Pada tanggal 28 April 2025, Program Studi Kajian Budaya dan Media menjadi tuan rumah seminar bertajuk “Digital Indonesia: Towards Inclusion and Empowerment in Indonesia’s Digital Era” yang diselenggarakan oleh Prodi Kajian Budaya dan Media bekerja sama dengan DAAD (Deutscher Akademischer Austauschdienst).
Seminar dibuka dengan menyanyikan lagu Indonesia Raya, dilanjutkan dengan sambutan dari Ketua Panitia, Ratna Noviani, SIP, M.Si., Ph.D., yang menyampaikan ucapan selamat datang kepada seluruh peserta serta apresiasi atas antusiasme para undangan yang telah hadir. Usai sambutan dari Ibu Ratna, Dr. Guido Schnieders, selaku Direktur DAAD Jakarta, turut memberikan sambutan dan memaparkan secara singkat sejarah DAAD, yang tahun ini genap berusia 100 tahun secara global dan telah hadir di Indonesia selama 35 tahun. Dalam kesempatan tersebut, Dr. Schnieders juga memaparkan strategi DAAD 2030 serta mengajak para alumni untuk aktif terlibat dengan mengakses situs resmi DAAD, yang kini telah memuat e-book Alumni DAAD Indonesia sebagai bagian dari perayaan 35 tahun kiprah DAAD di Indonesia.

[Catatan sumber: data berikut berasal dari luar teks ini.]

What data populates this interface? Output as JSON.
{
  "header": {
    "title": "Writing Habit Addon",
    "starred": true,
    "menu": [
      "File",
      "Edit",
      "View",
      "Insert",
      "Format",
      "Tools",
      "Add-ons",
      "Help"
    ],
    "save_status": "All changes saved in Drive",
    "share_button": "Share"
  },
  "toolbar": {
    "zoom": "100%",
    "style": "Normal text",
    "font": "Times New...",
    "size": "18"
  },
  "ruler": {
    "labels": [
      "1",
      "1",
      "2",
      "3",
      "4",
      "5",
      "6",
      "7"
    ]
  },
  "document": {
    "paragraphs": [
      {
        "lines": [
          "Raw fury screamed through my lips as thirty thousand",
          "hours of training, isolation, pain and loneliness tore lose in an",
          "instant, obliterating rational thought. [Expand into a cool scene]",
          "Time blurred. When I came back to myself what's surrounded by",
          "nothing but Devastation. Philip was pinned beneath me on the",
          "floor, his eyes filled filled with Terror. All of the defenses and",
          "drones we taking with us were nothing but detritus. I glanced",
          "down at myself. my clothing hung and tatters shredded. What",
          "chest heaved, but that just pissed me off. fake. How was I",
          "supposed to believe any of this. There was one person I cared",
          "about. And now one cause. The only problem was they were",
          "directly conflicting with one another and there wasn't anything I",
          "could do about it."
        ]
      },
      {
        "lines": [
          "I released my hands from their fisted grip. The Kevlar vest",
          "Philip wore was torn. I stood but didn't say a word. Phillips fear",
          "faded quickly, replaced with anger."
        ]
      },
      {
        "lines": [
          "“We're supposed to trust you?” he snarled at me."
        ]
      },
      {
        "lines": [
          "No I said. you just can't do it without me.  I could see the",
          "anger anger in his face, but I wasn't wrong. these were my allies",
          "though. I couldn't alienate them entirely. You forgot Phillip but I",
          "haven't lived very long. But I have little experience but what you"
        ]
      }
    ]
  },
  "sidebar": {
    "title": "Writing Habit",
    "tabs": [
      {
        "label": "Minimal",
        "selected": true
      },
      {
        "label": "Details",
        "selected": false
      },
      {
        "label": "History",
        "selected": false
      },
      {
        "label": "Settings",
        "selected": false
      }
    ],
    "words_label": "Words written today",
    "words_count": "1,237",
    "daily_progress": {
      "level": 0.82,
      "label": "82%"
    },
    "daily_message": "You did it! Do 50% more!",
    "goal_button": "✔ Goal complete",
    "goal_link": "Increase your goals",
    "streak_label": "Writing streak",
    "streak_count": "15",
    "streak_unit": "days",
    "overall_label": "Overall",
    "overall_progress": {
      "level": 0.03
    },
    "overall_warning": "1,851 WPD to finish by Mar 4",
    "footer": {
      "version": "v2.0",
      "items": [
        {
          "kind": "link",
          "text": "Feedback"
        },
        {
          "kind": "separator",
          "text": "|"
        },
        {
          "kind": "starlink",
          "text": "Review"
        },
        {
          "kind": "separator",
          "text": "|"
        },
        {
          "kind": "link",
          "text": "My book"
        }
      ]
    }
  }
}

Acara secara resmi dibuka oleh Dekan Sekolah Pascasarjana, Prof. Siti Malkhamah. Dalam sambutan pembukaannya, beliau menekankan pentingnya memahami konteks era post-truth, serta mengajak audiens untuk lebih kritis terhadap penggunaan istilah “efisiensi” yang belakangan ini cenderung mengandung konotasi negatif akibat dinamika kebijakan politik di Indonesia. Menutup pidatonya, Prof. Malkhamah secara simbolis membuka seminar, yang kemudian dilanjutkan dengan sesi foto bersama seluruh peserta dan tamu undangan.

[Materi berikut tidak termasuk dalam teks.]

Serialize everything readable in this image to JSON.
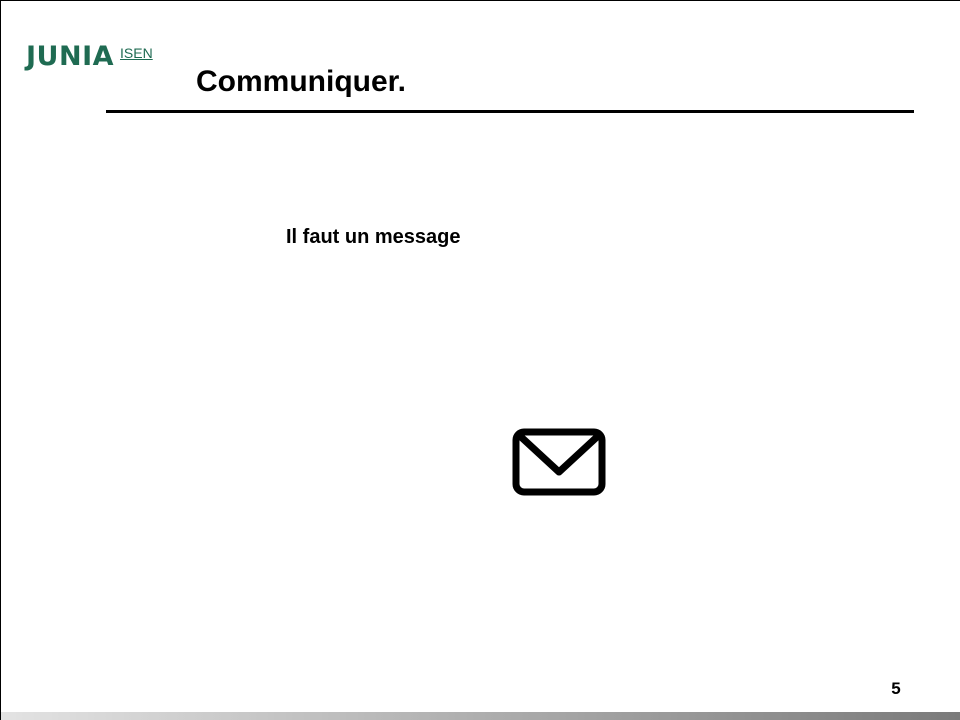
{
  "logo": {
    "brand": "JUNIA",
    "sub": "ISEN"
  },
  "slide": {
    "title": "Communiquer.",
    "body": "Il faut un message",
    "page_number": "5"
  },
  "icons": {
    "envelope": "envelope-icon"
  },
  "colors": {
    "logo": "#1f6b52",
    "text": "#000000",
    "background": "#ffffff"
  }
}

Seminar ini dibagi menjadi dua panel utama: “Land of Differences and Politics of Visibility” serta “Mediating Minorities and Activism in Digital Space“. Setiap panel membahas isu-isu kritis terkait inklusi digital dan pemberdayaan, menekankan pentingnya suara yang beragam dalam lanskap digital Indonesia yang berkembang pesat.
Target peserta dalam kegiatan ini adalah para alumni beasiswa DAAD, yang menarik sekelompok peserta yang beragam dari berbagai latar belakang akademis. Meskipun berasal dari rumpun ilmu yang berbeda, antusiasme peserta sangat terasa, terutama selama sesi keynote speaker dan diskusi panel, di mana banyak pertanyaan diajukan, menunjukkan keterlibatan yang kuat dengan topik yang disajikan.
Keynote speaker, Prof. Dr. Wening Udasmoro, S.S., M.Hum., DEA, menyampaikan presentasi yang menggugah pikiran dengan judul “Gaya Hidup Mewah Kian Terinstitusionalisasi di Indonesia: Peran Negara.” Ia menyoroti fenomena pamer kekayaan atau “flexing” yang semakin marak di kalangan figur publik di Indonesia, termasuk selebritas dan influencer. Tren ini, yang ditandai dengan pengeluaran berlebihan untuk jet pribadi, barang-barang mewah, dan pesta hewan peliharaan yang mewah, telah menjadi aspek penting dari status sosial, terutama di platform media sosial.
Ibu Wening Udasmoro berargumen bahwa negara memiliki peran penting dalam melakukan institusionalisasi gaya hidup mewah ini dengan menunjuk individu kaya ke posisi strategis dan mempromosikan konten kemewahan melalui institusi milik negara. Mengacu pada teori-teori dari Veblen, Baudrillard, dan Umberto Eco, ia menekankan bahwa masyarakat semakin menghargai simbol kekayaan daripada makna intrinsiknya, menunjukkan bahwa gaya hidup mewah bukan lagi milik segelintir elite, tetapi telah menjadi bagian dari struktur sosial yang diperkuat oleh kekuatan ekonomi dan politik.
Sebagai kesimpulan, seminar “Digital Indonesia: Towards Inclusion and Empowerment in Indonesia’s Digital Era” menandai langkah penting menuju mendorong dialog dan pemahaman dalam konteks transformasi digital. Dengan rencana untuk menjadikan seminar ini sebagai bagian dari rangkaian kegiatan Lustrum Prodi Kajian Budaya dan Media bekerja sama dengan DAAD, berkomitmen untuk memajukan digital Indonesia.